The migration data is derived from Form 1040 which is filed by residents of the United States of America. The tax return data of an individual are matched based on their Tax Identification Number (TIN). After the matching procedure is completed, these are classified into one of 4 categories :

  • Non-migrant returns,
  • Migrant return - different state,
  • Migrant return - same state - different county,
  • Migrant return - foreign

2.2.1 Data Format and Frequency

The data is publicly available as zipped Excel files (.xls) on the IRS website, composing multiple datasets for each fiscal year. To import the data, we need to download these files to our local computers and then upload to RStudio, which is the software we will use to conduct the analysis.

The IRS leverages the change in address on the Tax return from one year to another year to generate the migration data.
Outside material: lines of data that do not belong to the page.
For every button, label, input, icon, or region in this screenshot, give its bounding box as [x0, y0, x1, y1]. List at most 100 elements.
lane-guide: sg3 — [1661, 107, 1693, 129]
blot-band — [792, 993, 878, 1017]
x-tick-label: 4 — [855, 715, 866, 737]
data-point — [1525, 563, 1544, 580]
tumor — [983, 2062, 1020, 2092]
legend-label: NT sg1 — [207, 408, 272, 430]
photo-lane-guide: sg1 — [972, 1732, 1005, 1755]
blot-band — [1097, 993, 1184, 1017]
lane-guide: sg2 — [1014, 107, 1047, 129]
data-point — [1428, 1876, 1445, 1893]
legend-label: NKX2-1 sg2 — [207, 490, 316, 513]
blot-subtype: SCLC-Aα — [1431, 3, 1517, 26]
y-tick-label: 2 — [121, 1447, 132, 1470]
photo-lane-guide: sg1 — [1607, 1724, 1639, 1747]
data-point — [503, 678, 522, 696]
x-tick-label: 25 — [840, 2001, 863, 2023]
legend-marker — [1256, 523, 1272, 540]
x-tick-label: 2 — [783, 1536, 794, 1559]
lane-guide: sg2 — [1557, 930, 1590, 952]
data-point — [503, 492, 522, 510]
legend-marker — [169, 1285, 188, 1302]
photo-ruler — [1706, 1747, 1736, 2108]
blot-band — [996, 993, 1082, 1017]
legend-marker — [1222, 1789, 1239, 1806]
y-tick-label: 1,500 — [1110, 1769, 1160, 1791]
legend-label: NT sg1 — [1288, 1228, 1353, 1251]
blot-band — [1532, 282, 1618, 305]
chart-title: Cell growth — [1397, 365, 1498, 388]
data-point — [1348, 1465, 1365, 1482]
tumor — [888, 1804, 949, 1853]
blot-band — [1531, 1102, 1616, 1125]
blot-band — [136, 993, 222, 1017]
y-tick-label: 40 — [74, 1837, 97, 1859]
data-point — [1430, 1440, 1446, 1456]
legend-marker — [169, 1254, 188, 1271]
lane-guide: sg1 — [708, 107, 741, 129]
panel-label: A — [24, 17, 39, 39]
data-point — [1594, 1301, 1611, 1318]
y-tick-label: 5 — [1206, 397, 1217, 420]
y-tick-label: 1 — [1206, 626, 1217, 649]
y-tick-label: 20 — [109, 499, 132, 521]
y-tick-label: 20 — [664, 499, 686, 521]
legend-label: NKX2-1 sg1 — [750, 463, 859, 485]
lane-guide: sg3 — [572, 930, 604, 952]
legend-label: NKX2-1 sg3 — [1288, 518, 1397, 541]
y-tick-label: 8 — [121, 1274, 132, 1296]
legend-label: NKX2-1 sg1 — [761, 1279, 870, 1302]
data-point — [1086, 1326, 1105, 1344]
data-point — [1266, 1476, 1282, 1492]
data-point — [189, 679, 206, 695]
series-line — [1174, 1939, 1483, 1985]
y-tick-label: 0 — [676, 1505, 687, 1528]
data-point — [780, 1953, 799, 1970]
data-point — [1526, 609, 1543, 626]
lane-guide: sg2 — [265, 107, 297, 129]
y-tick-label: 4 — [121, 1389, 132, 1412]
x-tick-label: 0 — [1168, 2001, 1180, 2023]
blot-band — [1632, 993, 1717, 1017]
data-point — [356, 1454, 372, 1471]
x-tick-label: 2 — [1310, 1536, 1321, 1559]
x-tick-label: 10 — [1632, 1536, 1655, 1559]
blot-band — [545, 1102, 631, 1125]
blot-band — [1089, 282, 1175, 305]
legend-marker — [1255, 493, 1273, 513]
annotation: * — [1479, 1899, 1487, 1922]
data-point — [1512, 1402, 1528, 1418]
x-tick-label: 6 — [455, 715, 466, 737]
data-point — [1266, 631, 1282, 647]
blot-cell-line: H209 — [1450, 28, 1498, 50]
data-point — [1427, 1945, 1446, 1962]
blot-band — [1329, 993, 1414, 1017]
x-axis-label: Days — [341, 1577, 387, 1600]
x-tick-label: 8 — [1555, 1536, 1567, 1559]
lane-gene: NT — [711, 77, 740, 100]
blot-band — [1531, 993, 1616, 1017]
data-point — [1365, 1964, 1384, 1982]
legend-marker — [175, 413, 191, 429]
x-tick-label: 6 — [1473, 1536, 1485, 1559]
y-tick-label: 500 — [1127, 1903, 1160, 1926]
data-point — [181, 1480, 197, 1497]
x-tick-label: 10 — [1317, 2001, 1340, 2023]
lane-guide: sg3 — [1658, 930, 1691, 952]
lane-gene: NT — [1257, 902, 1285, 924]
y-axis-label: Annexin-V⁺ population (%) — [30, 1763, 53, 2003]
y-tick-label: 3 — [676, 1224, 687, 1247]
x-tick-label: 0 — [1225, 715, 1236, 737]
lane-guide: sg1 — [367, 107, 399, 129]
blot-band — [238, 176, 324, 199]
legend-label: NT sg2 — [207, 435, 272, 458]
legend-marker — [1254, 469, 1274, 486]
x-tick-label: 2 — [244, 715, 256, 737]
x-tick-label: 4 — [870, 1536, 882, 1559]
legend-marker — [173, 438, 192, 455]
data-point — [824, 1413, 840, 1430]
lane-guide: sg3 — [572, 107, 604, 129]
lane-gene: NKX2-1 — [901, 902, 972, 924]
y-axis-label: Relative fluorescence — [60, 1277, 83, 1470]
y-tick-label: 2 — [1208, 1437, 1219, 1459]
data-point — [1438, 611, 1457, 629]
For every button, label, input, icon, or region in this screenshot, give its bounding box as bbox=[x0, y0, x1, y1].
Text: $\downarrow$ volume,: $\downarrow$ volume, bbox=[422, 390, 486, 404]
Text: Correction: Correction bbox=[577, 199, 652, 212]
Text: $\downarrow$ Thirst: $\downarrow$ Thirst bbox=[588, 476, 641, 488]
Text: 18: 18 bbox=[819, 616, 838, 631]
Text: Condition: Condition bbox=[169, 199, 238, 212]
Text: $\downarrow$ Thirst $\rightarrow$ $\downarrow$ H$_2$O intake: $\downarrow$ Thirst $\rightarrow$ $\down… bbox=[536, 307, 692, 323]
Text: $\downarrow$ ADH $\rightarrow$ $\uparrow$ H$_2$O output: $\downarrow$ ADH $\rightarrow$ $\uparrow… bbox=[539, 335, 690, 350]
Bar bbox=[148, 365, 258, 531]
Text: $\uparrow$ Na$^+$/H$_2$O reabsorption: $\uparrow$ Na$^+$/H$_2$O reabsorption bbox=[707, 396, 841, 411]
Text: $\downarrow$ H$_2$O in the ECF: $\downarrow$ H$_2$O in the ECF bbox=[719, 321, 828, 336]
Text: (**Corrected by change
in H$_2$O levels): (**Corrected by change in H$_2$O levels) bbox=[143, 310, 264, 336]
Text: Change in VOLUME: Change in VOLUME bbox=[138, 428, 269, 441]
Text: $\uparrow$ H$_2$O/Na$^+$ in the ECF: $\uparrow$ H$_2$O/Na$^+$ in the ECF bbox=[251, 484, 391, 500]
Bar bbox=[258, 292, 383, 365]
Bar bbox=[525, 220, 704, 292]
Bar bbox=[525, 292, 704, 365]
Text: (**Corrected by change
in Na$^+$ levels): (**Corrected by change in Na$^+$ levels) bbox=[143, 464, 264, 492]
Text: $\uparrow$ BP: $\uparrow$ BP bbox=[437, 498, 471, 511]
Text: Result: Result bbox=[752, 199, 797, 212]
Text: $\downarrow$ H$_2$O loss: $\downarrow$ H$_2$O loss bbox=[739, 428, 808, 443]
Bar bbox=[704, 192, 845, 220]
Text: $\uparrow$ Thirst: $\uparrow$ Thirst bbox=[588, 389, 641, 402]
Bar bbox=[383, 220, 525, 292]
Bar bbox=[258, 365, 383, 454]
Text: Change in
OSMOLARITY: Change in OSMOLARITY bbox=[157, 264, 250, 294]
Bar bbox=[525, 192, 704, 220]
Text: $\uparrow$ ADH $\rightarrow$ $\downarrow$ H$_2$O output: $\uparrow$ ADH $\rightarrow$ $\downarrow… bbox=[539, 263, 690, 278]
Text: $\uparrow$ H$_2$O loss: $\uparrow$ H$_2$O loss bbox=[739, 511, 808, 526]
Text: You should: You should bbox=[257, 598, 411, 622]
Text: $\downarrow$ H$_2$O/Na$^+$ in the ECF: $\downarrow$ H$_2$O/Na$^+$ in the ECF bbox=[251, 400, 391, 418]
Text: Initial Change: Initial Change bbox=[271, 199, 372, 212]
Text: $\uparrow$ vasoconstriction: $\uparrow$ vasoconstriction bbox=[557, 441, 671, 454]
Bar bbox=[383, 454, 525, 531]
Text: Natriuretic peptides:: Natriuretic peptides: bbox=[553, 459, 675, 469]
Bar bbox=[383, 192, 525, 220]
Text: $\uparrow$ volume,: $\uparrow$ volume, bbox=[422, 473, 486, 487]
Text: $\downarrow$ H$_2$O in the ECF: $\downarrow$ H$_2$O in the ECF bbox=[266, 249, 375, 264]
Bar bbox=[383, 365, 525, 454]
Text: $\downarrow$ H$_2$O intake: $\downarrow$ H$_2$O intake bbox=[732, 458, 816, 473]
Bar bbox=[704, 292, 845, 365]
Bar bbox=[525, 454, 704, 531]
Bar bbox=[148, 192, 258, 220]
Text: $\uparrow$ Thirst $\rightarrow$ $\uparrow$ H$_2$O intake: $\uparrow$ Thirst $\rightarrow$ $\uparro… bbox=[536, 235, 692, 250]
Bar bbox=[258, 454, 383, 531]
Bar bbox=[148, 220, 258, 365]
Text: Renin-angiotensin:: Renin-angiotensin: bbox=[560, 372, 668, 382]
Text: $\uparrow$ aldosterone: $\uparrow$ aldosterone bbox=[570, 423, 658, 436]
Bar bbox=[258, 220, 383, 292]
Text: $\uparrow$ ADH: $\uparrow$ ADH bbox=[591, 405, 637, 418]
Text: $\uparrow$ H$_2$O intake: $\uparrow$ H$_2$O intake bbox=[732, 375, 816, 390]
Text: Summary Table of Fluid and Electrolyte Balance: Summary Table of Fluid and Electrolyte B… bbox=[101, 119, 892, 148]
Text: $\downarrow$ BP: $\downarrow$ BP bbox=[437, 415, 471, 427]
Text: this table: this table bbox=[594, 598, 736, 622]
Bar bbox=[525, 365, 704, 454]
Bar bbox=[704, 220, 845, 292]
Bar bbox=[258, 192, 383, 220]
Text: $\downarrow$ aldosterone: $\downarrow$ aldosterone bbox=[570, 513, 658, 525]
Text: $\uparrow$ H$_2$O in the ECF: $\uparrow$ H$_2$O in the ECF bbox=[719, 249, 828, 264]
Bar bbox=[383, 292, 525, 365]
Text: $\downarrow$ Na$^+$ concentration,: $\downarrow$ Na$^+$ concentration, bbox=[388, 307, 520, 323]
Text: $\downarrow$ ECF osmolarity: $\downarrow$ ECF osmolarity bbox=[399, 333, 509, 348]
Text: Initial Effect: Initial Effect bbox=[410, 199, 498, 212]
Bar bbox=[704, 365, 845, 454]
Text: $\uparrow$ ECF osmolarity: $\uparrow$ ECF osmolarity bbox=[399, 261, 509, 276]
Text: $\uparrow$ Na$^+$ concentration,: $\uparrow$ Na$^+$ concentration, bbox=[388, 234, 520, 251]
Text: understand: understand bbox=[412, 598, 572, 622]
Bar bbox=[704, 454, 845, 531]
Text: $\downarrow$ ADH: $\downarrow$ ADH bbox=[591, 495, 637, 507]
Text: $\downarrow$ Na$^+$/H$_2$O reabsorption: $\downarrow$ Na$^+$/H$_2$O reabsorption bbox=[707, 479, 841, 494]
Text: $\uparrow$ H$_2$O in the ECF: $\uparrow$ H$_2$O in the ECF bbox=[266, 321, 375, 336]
Despite the fact that the IRS provides help services for individuals and businesses looking at their tax returns, there is no contact information for data-related issues. As we encounter questions about the data, our approach will be to explore the online resources available on their website.

2.2.2 Scope

The primary data that we will be analyzing is the summary of the migration flows within the states for 5 years from 2015 to 2020. This data contains the following fields:

  • The number of returns: which indicates the number of households that migrated.
  • The number of individuals: which indicates the number of individuals that migrated.
  • Adjusted Gross income: which indicates the gross income after deducting certain adjustments like dividends, interests, etc…
  • Age: which indicates the age of individuals filing their return
  • Geographical data: Geographical data like State name, State code are also included.
  • Migration status: Migration statuses like Inflow, Outflow, Same state migration is included in the data.

The data for each state is split into 7 categories based on the adjusted gross income of the household.

In addition to this, in case we discover any particular trend or anomaly for a state, we plan to use more granular data per state. This data contains the following fields:

  • Destination information
  • The number of returns: which indicates the number of households that migrated.
  • The number of individuals: which indicates the number of individuals that migrated.
  • Adjusted Gross income: which indicates the gross income after deducting certain adjustments like dividends, interests, etc..

2.2.3 Data Quality

It is important to note that the data does not represent the entire US population because there can be several individuals who might not be filing tax returns despite having an income.

Tax returns that are filled without a state code or with an incorrect state code are excluded. Similarly, if someone filed their tax return after September of a given year, it will not be included to maintain uniformity. Returns received in 2019 indicate the income earned in 2018, and returns received in 2020 indicate the income that was earned in 2019, and so on.

The migration data cannot be compared to other data that relates to sources of income (SOI) because the migration data only compares the tax returns for 2 consecutive years.